流行のミニマリズムの類の本だが、いわゆるマニュアル本ではないので要注意。タイトルどおり「主義」いわば「イズム」の本。佐々木典士 『ぼくたちに、もうモノは必要ない。』に触発されて手に取ってみた。
ひとり語りというかナルシスト臭も感じられるが面白く読めた。2つだけなるほどと思ったことを挙げておく。
ひとつは、映画好きにはガツンとくる話。「最近、映画を見なくなった」と言い、それは他人の生き方を観るよりも、自分の人生を生きる」と思ったからではないか、と結論づけている。うーん、耳が痛いかも。

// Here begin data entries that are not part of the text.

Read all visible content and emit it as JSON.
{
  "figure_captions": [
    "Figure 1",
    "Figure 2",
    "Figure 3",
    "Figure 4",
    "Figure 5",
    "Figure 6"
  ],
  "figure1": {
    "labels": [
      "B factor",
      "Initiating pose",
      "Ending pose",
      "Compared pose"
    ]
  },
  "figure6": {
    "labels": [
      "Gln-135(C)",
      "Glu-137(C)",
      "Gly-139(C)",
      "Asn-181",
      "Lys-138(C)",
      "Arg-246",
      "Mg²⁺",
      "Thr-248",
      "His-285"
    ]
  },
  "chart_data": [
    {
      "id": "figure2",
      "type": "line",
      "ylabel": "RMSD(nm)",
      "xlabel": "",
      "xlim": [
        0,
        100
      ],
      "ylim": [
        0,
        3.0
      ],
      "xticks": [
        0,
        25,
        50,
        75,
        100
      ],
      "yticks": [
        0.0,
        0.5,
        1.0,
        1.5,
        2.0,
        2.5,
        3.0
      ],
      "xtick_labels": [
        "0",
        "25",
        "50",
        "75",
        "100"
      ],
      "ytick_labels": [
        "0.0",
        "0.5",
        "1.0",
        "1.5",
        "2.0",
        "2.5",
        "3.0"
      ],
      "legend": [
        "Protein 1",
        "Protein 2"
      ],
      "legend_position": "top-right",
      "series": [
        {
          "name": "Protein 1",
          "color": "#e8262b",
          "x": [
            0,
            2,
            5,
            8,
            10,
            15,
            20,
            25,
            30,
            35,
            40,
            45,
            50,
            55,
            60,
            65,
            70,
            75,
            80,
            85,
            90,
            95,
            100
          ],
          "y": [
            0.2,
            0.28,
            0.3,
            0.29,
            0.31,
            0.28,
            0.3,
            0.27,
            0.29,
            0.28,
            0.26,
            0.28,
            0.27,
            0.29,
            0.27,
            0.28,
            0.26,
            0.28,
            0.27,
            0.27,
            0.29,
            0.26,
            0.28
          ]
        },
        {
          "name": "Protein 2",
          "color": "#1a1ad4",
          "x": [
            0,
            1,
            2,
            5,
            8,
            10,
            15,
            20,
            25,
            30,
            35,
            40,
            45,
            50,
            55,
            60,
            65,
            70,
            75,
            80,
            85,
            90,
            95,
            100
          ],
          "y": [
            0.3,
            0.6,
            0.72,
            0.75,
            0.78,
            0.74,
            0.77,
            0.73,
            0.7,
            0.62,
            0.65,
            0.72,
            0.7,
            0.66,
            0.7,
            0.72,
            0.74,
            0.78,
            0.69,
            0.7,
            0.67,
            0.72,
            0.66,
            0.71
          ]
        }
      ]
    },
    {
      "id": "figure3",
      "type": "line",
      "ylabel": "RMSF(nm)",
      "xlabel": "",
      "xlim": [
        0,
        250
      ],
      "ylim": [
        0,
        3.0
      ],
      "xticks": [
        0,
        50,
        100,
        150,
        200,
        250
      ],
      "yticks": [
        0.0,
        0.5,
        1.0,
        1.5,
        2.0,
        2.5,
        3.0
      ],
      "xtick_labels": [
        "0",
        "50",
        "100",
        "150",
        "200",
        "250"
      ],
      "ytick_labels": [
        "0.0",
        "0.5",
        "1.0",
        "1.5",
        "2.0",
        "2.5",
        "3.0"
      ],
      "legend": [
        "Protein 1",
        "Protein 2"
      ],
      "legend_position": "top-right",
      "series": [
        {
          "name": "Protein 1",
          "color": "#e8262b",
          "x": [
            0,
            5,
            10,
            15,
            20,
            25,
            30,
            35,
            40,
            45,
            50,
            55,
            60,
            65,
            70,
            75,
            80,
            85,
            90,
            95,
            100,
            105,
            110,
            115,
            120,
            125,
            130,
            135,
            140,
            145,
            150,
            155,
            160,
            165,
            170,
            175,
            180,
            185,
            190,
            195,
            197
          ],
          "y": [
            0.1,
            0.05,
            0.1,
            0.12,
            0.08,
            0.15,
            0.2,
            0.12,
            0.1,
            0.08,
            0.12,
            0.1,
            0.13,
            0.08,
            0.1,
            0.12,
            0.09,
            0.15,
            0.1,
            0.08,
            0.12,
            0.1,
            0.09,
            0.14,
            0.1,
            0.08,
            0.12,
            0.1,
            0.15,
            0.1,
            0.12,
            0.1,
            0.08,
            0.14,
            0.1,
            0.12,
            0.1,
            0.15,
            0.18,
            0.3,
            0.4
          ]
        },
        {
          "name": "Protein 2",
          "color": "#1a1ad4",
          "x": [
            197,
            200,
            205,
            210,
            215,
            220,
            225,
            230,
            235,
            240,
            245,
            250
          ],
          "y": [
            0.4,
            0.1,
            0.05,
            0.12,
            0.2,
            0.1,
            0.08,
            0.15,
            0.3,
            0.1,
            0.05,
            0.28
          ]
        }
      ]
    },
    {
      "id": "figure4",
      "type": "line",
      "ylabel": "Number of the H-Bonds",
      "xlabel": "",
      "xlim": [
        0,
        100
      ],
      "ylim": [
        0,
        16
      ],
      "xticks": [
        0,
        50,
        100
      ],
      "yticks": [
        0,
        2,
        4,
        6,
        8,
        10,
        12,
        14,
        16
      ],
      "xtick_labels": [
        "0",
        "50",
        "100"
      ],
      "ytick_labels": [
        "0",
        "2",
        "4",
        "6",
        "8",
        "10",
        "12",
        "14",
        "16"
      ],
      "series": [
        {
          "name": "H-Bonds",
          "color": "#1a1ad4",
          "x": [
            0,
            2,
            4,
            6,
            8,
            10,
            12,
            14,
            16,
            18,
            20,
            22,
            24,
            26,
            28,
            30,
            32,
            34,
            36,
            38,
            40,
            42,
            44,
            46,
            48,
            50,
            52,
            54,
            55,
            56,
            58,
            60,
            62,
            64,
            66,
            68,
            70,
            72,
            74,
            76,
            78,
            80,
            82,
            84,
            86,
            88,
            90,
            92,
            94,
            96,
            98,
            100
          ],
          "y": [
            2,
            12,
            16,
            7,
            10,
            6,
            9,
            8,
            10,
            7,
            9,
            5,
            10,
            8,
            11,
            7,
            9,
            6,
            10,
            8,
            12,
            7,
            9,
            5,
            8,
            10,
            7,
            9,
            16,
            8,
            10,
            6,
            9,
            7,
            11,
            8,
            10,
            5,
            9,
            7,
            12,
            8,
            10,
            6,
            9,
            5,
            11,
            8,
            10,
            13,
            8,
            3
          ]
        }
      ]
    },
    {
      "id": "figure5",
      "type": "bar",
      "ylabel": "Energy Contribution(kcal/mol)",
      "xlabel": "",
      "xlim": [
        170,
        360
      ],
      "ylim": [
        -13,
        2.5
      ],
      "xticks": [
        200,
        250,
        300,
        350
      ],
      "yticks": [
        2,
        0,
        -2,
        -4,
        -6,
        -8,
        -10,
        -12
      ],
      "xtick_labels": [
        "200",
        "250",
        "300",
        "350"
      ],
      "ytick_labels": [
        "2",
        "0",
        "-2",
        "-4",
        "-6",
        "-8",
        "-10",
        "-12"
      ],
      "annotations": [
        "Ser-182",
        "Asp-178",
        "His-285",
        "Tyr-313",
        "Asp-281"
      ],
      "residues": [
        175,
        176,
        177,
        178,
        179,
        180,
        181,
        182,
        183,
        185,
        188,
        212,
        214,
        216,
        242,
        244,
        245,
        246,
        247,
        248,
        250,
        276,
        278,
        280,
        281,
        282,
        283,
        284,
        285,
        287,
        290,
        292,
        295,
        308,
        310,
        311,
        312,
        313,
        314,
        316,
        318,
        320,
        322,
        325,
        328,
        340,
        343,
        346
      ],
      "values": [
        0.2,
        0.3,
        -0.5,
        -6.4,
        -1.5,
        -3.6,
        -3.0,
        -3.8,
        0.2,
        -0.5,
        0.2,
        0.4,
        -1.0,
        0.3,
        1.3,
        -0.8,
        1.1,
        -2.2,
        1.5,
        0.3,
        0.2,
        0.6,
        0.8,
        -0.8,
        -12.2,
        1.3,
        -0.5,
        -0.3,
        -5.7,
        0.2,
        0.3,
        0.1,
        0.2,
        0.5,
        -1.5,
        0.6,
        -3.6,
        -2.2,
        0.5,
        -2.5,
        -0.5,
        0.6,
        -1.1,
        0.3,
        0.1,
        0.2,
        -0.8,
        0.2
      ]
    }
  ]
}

さらに追い打ちをかけるように、あとがきで「映画やテレビは、昔に比べて随分衰退してしまった」と未来予想し、その理由を「人の行動や人の人生を観てばかりの人生は、人を幸福にしないという説が一般的になってきたからだ。」としている。
もうひとつは、ヴィクトール・フランクル『夜と霧』で「すべてを奪われても、夕陽が美しいと感動できる」という箇所に感動したという話。え、そこなのかと思った次第。本書のなかでも「西に海がある街は、幸福度が高い」などと書いているので、夕陽に特段の思いがあるのかしらん。『夜と霧』を読み直してみたくなったが、ウツになりそうで怖い。
前に述べたように本書はマニュアル本ではないので、読後に期待を裏切られたと思う人もいるかもしれないが、ひとつでもふたつでも響くものが見つかればよいのではないか。そんな本です。